The Community’s leaders should be aware that to achieve this laudable goal requires involvement of citizens of this Region through a sophisticated communication blitz designed to make maximum use of state and private media, electronic and print.
The question is how committed are CARICOM Governments to the IMPLEMENTATION of the wide-ranging policies and projects agreed to when they PUBLICLY announced approval of the Community’s “first Strategic Plan”-a summary of which was posted on the website of the Georgetown-based Community Secretariat?
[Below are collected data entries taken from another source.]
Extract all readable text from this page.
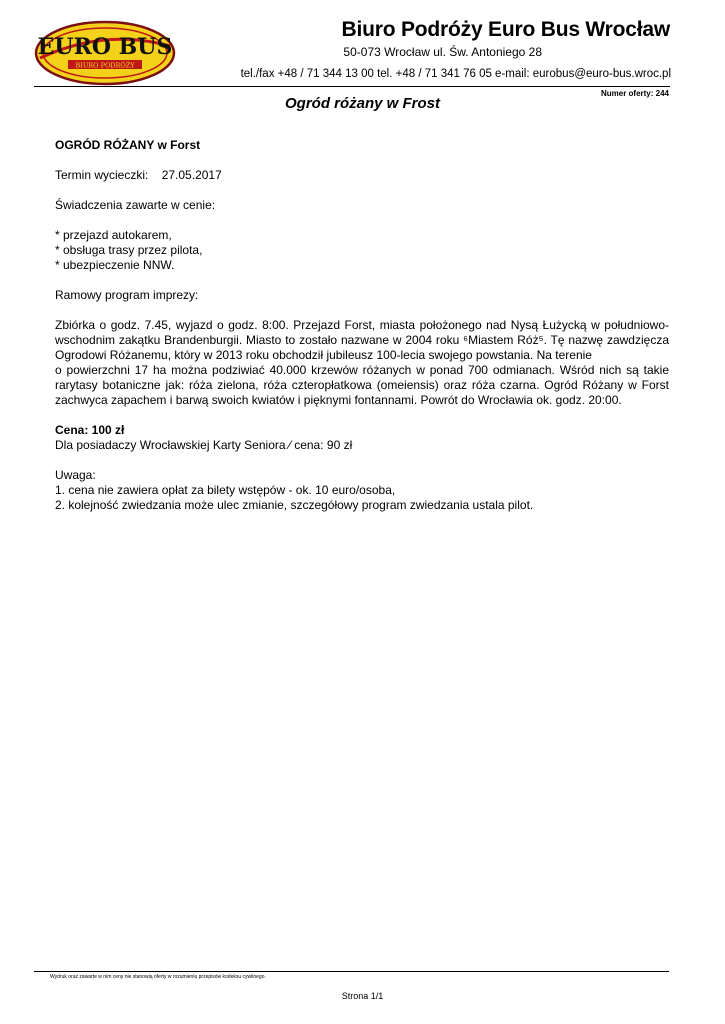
EURO BUS
BIURO PODRÓŻY
Biuro Podróży Euro Bus Wrocław
50-073 Wrocław ul. Św. Antoniego 28
tel./fax +48 / 71 344 13 00 tel. +48 / 71 341 76 05 e-mail: eurobus@euro-bus.wroc.pl
Ogród różany w Frost
Numer oferty: 244

OGRÓD RÓŻANY w Forst

Termin wycieczki: 27.05.2017

Świadczenia zawarte w cenie:

* przejazd autokarem,

* obsługa trasy przez pilota,

* ubezpieczenie NNW.

Ramowy program imprezy:

Zbiórka o godz. 7.45, wyjazd o godz. 8:00. Przejazd Forst, miasta położonego nad Nysą Łużycką w południowo-wschodnim zakątku Brandenburgii. Miasto to zostało nazwane w 2004 roku ⁶Miastem Róż⁵. Tę nazwę zawdzięcza Ogrodowi Różanemu, który w 2013 roku obchodził jubileusz 100-lecia swojego powstania. Na terenie

o powierzchni 17 ha można podziwiać 40.000 krzewów różanych w ponad 700 odmianach. Wśród nich są takie rarytasy botaniczne jak: róża zielona, róża czteropłatkowa (omeiensis) oraz róża czarna. Ogród Różany w Forst zachwyca zapachem i barwą swoich kwiatów i pięknymi fontannami. Powrót do Wrocławia ok. godz. 20:00.

Cena: 100 zł

Dla posiadaczy Wrocławskiej Karty Seniora ⁄ cena: 90 zł

Uwaga:

1. cena nie zawiera opłat za bilety wstępów - ok. 10 euro/osoba,

2. kolejność zwiedzania może ulec zmianie, szczegółowy program zwiedzania ustala pilot.

Wydruk oraz zawarte w nim ceny nie stanowią oferty w rozumieniu przepisów kodeksu cywilnego.
Strona 1/1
“Very committed”, I was quickly assured in a telephone conversation with the Community’s Secretary General and chief regional public servant, Irwin LaRocque, when I reached him last week in Samoa where he was participating in the Third International Conference on Small Island Developing States (SIDS), scheduled prior to its conclusion on Thursday. A communiqué on the outcome of the conference was being awaited as this column was written and we must, therefore, await further developments from the Community Secretariat.
Climate change
The Caribbean Region had a high profile presence, including that of Guyana, at the Samoa conference, consistent with a commitment to the objectives of the so-called “Barbados Programme” that resulted from the first UN-organised SIDS conference hosted in that CARICOM partner state.
Concerns over the phenomenon of climate change and the challenges for national/regional environmental protection were among considerations that helped to shape the Caribbean Community’s first “strategic plan”.
Secretary General LaRocque said he was quite conscious of the importance of pursuing an imaginative educational programme to sensitise citizens of the Community on the aims and objectives of the Strategic Plan.
He also appreciates that success would very much depend on the commitment by member governments of the Community to make use of their resources and facilities to make worthwhile the coming efforts to inform and educate the Region’s public about the core features for them in the Plan.
The decision to develop the Plan was first taken by CARICOM Heads of Government at their Inter-Sessional Meeting in Suriname in 2012 when they agreed to re-examine “the future direction” of the Community and the “arrangements “for carrying forward the vision.
The five-year Plan covers the period 2015-2019 and resulted from wide public consultation across the Community. Now that it has been approved for implementation, the leaders and relevant cabinet ministers of the Community, along with stakeholders’ representatives, should demonstrate their interest in the shaping and implementation of a public education programme in favour of methodical IMPLEMENTATION of policies and programmes.
It’s also relevant to note that the Community’s Heads of Government are to benefit from structured briefings by a ‘Commission on the Economy’ established to regularly report on various initiatives. These would include formulating of a fiscal sustainability programme; reviewing the Region’s business operating environment with a view to alleviating constraints to growth in member states.